Jack is a mob hitman. Jill is a mob boss’ wife. Jack and Jill are on the run, together, a passion-fueled escape that doesn’t make it far: just to the outskirts of…you guessed it… Silent Hill, whereupon tragedy strikes. The mob men catch up, Jack is attacked, Jill is held hostage, and the place to settle the score and get her back is the town on the border of a Hell-like dimension. That part sounds relatively par for the Silent Hill course, but the merit of the book rests in its sheer character depth and wordsmithery strength, its shocking ability to be something more than a tired old retread.
How to make a licensed story worthwhile? If you can’t really change anything or write the epic to end all epic moments of the franchise, how do you write a simple tie-in without it becoming instantly obsolete? Writer Tom Waltz, an expectation-defying new talent when it comes to handling either his own comics (Children of the Grave) or even another celebrity’s paper-thin conceit (Zipper), once again defies those pesky expectations by establishing a profound character in runaway mob man Jack. Not that there’s anything unique to Jack in basic mold. In fact, he’s a relatively by-the-books characterization: troubled childhood, abusive father that trained him to be a killer (kind of a Cain/Batgirl relationship going here), and then an identity crisis that leads him to ply for a better (or at least different) life with Jill.
But safe and familiar clichés are never more enjoyable than when a writer stops on by and presents them with an intelligence and dexterity hardly ever before seen, showing that, in general, it’s never been shown properly at all.
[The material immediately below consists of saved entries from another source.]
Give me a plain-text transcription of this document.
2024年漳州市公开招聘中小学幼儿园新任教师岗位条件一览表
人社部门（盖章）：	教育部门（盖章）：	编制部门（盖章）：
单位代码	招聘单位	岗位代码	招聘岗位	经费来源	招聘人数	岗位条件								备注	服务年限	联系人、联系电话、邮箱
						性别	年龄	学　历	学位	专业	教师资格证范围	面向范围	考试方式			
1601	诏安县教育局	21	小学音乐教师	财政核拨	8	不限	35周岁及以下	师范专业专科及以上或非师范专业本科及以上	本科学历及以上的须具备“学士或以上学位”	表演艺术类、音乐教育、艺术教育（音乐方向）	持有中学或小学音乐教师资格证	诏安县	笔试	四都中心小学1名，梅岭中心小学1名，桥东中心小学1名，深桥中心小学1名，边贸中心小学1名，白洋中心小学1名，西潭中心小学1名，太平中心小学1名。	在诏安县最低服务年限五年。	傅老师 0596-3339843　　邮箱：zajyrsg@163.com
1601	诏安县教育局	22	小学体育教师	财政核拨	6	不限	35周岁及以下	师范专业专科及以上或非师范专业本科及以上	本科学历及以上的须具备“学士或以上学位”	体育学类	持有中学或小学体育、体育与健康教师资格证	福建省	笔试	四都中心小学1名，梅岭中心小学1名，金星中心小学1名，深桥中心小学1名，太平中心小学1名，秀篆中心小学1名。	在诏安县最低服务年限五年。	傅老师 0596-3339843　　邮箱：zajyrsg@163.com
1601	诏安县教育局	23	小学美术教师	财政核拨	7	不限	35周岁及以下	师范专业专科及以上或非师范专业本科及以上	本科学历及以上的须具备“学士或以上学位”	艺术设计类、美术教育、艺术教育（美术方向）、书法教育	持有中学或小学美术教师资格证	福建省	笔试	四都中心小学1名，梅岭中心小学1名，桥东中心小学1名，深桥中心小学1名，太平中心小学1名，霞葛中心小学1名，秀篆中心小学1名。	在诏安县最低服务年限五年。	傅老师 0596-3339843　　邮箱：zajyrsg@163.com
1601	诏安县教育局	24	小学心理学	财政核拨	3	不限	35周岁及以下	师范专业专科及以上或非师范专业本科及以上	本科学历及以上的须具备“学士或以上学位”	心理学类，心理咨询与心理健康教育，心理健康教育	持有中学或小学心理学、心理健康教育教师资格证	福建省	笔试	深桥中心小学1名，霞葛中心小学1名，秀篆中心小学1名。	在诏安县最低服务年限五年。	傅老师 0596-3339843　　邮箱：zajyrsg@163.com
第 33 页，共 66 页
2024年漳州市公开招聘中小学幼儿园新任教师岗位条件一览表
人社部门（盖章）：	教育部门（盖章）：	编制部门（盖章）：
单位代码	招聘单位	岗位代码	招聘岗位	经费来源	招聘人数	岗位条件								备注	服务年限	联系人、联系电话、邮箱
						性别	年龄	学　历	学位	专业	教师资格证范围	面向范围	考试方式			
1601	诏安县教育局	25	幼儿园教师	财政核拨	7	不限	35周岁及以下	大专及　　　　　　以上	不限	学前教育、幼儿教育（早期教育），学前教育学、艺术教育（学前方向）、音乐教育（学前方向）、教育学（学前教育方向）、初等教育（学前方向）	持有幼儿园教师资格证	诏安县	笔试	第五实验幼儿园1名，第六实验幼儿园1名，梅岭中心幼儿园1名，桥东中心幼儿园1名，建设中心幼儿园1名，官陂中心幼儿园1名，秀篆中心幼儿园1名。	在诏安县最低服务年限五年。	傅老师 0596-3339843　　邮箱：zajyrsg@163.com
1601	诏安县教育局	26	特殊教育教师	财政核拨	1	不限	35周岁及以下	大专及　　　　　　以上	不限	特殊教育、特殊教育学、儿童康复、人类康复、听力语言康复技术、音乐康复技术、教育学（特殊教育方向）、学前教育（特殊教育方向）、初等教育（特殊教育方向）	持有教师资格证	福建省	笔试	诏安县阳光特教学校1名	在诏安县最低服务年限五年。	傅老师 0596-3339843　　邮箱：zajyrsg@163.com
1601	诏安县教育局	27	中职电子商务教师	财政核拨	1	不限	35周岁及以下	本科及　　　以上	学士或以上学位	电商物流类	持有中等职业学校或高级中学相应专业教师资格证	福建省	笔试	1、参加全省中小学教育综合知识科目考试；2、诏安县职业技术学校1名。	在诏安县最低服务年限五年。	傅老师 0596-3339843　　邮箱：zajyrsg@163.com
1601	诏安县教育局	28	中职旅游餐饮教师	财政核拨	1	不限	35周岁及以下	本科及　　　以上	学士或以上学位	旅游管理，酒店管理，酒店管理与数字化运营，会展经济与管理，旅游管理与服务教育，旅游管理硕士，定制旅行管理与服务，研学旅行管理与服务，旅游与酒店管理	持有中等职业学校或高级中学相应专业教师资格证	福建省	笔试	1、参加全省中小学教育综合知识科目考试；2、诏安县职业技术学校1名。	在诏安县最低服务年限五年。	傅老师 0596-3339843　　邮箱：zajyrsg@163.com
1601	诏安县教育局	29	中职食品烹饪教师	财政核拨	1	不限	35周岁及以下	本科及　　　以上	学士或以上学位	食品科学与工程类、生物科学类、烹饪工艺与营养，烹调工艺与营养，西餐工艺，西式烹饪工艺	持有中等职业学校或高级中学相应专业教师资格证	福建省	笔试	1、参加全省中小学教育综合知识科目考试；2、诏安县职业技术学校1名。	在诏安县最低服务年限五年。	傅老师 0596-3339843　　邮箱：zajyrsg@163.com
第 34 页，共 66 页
Waltz opens with a fantastic first two pages, an extremely clever set-up, and from thereon in never lets up for a single panel, swinging between Jack’s past, his inner doubts, his innate ferocity, and the menace of a looming Silent Hill and the mob men that act as catalysts for more. It’s a naturally-paced machine of a comic that pours heart and soul and misery and tragedy and approaching terror all into one bow-tied package. It hardly matters that this is a “Silent Hill” book. It’s a phenomenal horror comic, or a phenomenal start at any rate.
Of course, who would ever give the story of a comic the time of day if the art didn’t impel them to? And Steph Stamb will impel, and compel, and twist all of your limbs at once while tears stream down your eyes in lieu of blinking. His art is extremely atmospheric and layered, an excellent choice for a Silent Hill book, grotesque and drenched in stylistic smudges and grit and slathered in sepia and other such modern day horror necessities. His layouts are organic, his action gorgeous, and there’s a slight photorealistic stiffness to the characters that enhances the creep factor sweetly.
All in all, Sinner’s Reward is an excellent horror book, and for once, it’s a book enhanced for being a franchise-related thing rather than a pure stand alone. Waltz utilizes the legendary status of Hill to superb effect, and when coupled with Stamb’s pages, the actual comic becomes something rare to find. So take advantage and enjoy this. We won’t, likely, get another like it anytime soon.